Le saxophoniste-compositeur Ornette Coleman estimait que le jazz pouvait et devait exprimer une gamme d’émotions plus large que celle qu’il avait jusqu’alors. Cependant, le manque de succès et de soutien qu’il avait reçu l’a presque poussé à démissionner avant que le producteur d’Atlantic, Nesuhi Ertegun, ne lui propose le contrat qui lui a permis d’enregistrer The Shape of Jazz to Come. Figure polarisante qui jouait une musique que beaucoup jugeaient impénétrablement désagréable, Coleman est devenu le pionnier du free jazz, un type de jazz politiquement chargé qui s’opposait à son équivalent grand public et mettait les musiciens et les auditeurs au défi de sortir des sentiers battus en brisant les conventions. The Shape of Jazz to Come a été enregistré avec un groupe de musiciens partageant les mêmes idées ; le trompettiste Don Cherry, le bassiste Charlie Haden et le batteur Billy Higgins avaient des sensibilités qui penchaient également vers l’avant-garde. Pourtant, malgré l’éclatement de la structure harmonique et la véhémence libre des solos, The Shape of Jazz to Come se classe parmi les enregistrements les plus mélodiques de Coleman, et comporte une influence du bebop qui est particulièrement proéminente dans des morceaux tels que le déchirant « Lonely Woman » (l’une des rares de ses compositions à obtenir le statut de standard de jazz) et le plus optimiste « Chronology. »

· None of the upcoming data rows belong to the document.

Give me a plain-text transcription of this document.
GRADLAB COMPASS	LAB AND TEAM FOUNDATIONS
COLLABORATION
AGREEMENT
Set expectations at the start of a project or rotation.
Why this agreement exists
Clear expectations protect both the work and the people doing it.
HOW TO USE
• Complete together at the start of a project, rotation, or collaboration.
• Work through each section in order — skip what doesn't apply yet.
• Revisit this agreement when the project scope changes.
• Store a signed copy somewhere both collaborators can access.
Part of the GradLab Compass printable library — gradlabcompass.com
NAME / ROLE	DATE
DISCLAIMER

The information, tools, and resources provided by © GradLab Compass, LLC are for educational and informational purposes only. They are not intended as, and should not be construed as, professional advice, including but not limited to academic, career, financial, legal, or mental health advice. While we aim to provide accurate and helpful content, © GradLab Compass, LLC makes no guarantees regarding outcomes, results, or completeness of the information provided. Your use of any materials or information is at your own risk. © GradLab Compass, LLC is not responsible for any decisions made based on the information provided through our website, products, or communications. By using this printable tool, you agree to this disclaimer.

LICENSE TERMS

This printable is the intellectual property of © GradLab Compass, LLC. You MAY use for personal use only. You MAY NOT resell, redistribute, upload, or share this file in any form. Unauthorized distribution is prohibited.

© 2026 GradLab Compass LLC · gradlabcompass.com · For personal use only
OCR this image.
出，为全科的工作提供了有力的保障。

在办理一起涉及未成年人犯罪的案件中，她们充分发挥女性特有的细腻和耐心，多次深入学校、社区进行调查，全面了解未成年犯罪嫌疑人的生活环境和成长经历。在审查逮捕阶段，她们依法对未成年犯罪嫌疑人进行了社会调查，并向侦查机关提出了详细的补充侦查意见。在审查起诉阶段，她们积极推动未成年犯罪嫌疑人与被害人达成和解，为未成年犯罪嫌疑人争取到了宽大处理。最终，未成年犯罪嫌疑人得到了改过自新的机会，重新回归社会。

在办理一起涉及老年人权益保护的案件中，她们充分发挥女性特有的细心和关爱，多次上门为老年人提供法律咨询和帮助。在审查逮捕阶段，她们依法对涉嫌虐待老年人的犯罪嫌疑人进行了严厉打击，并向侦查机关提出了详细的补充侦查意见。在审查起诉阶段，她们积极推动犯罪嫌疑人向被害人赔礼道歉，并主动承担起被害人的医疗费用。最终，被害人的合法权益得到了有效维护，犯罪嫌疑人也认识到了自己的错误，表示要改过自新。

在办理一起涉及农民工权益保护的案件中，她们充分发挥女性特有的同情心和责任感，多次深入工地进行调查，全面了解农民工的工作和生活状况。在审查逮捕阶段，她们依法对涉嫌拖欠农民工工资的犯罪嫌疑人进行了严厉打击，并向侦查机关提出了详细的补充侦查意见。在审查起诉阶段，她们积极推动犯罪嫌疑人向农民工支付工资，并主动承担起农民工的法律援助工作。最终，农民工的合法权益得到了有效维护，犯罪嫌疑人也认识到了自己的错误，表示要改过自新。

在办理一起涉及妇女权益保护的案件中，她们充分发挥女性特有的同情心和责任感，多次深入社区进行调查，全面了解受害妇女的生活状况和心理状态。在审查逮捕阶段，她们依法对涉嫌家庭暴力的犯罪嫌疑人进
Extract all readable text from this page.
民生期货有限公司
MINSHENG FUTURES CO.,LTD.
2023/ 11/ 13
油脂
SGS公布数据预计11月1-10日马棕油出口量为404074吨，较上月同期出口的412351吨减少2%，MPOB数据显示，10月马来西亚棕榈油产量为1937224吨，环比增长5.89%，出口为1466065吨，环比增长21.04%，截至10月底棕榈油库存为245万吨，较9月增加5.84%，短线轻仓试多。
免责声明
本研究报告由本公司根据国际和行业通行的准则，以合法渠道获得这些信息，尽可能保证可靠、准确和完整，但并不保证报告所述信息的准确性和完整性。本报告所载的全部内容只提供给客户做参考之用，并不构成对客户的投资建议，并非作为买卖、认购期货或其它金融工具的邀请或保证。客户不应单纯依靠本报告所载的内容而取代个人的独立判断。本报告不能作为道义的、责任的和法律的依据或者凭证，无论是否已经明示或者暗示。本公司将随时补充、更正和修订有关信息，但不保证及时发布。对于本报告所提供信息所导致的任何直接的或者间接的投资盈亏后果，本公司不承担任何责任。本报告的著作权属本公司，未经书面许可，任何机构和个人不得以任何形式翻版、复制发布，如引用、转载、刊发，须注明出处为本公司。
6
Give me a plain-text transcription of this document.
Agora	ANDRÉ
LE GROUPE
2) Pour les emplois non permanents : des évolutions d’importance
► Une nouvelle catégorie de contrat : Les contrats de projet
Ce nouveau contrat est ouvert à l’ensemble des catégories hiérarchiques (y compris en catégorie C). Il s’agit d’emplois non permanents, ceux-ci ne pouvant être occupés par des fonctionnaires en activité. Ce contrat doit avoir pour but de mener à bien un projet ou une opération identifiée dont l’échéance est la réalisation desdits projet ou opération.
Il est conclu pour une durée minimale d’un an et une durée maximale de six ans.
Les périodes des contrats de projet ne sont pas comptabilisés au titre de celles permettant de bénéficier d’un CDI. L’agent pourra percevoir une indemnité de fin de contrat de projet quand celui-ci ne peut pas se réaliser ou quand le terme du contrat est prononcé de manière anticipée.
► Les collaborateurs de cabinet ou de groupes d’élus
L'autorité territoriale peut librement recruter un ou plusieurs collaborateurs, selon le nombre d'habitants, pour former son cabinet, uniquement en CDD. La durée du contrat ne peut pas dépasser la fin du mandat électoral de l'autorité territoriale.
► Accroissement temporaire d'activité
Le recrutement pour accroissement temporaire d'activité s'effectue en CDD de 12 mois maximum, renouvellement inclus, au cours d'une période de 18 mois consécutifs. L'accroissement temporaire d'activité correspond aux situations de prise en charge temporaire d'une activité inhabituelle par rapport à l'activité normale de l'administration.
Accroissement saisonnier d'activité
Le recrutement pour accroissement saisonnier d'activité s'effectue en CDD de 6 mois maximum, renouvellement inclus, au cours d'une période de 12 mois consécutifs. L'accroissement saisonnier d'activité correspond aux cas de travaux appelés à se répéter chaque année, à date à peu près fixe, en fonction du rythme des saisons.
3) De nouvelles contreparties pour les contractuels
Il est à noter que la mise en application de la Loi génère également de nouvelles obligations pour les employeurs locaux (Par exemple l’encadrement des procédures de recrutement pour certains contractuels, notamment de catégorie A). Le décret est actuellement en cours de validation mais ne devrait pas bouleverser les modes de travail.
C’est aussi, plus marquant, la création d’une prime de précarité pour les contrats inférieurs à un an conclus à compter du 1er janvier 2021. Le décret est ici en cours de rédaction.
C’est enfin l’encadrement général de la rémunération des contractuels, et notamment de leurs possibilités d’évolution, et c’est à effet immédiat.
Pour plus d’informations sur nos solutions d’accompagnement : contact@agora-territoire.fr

Mention honorable : João Gilberto, Chega de Saudade (Odeon) ; Sun Ra, Jazz in Silhouette (Saturn) ; Ella Fitzgerald, Ella Fitzgerald Sings the George and Ira Gershwin Song Book (Verve) ; Bill Evans Trio, Everybody Digs Bill Evans (Riverside) ; Dizzy Gillespie, Sonny Stitt et Sonny Rollins, Sonny Side Up (Verve).